The final parsec problem describes the difficulty of two blackholes merging with one another when their distances reach ~3.2 light years apart. Does this also then apply to stellar collisions, perhaps with another distance threshold? If not, why?
Potentially related?: What is the difference between the terms collision and merger? How are they used differently in Astronomy?
The "final parsec problem" describes the difficulty in getting two supermassive black holes close enough together that their merger timescale due to gravitational wave emission becomes shorter than the age of the universe.
Normal stars do not merge due to gravitational wave emission - their masses are too low and their separations too large. The gravitational wave merger timescales would be much longer than the age of the universe even when their photospheres are in contact.

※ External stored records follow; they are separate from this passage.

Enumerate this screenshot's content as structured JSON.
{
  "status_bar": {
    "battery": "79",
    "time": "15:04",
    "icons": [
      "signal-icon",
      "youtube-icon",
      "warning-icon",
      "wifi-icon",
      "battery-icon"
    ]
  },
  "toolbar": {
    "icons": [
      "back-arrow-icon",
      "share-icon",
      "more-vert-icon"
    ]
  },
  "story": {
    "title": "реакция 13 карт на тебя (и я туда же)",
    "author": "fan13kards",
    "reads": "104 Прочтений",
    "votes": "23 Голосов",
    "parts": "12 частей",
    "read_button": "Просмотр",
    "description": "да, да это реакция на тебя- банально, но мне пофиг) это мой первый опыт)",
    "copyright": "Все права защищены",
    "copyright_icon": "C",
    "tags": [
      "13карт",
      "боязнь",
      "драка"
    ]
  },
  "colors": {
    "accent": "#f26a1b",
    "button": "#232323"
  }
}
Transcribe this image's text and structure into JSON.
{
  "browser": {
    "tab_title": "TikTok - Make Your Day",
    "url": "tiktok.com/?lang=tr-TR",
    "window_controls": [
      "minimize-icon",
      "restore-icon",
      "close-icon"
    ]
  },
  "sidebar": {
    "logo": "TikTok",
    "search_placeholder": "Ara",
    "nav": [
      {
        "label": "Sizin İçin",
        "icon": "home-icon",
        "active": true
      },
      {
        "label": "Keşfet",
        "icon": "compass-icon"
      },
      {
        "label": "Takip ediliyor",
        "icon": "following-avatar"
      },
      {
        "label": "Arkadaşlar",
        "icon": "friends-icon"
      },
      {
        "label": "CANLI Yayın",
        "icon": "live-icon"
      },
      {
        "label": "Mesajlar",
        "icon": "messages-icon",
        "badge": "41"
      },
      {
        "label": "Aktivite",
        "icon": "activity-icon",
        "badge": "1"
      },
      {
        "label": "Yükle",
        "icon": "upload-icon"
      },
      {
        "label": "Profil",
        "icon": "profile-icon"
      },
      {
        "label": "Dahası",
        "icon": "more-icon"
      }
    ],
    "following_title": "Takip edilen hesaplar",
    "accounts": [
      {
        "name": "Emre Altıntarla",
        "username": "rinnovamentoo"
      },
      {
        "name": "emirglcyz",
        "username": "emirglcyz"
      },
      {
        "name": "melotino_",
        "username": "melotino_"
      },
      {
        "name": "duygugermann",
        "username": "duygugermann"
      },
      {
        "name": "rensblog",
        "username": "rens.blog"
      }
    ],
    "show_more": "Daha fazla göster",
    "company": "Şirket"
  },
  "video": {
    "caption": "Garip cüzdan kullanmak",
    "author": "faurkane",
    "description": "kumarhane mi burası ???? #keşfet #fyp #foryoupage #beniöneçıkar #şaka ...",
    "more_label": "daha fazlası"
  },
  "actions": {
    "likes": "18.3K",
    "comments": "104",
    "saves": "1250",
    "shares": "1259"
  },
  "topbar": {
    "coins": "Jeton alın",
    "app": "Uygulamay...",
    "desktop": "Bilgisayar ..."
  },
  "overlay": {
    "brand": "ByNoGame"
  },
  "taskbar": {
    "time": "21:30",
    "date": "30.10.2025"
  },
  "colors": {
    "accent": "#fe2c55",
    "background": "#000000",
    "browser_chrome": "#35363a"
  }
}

There is something akin to the final parsec problem for merging stellar black holes, neutron stars and white dwarfs. These are compact enough to have mergers driven by gravitational wave emission but they too must get together closer than about $10^{10}$ m (for black holes) or $10^9$ m (for neutron stars and white dwarfs) before the gravitational waver merger timescales become shorter than 10 billion years. However, this is very much a solved problem in the sense that their are lots of channels whereby this can happen. Common envelope evolution in isolated binary systems can bring binary components together (e.g., Kruckow et al. 2018). Multiple dynamical interactions within star clusters (Sedda 20121) or as part of ternary or other multiple systems can also do the trick (Vynethya & Hamers 2022).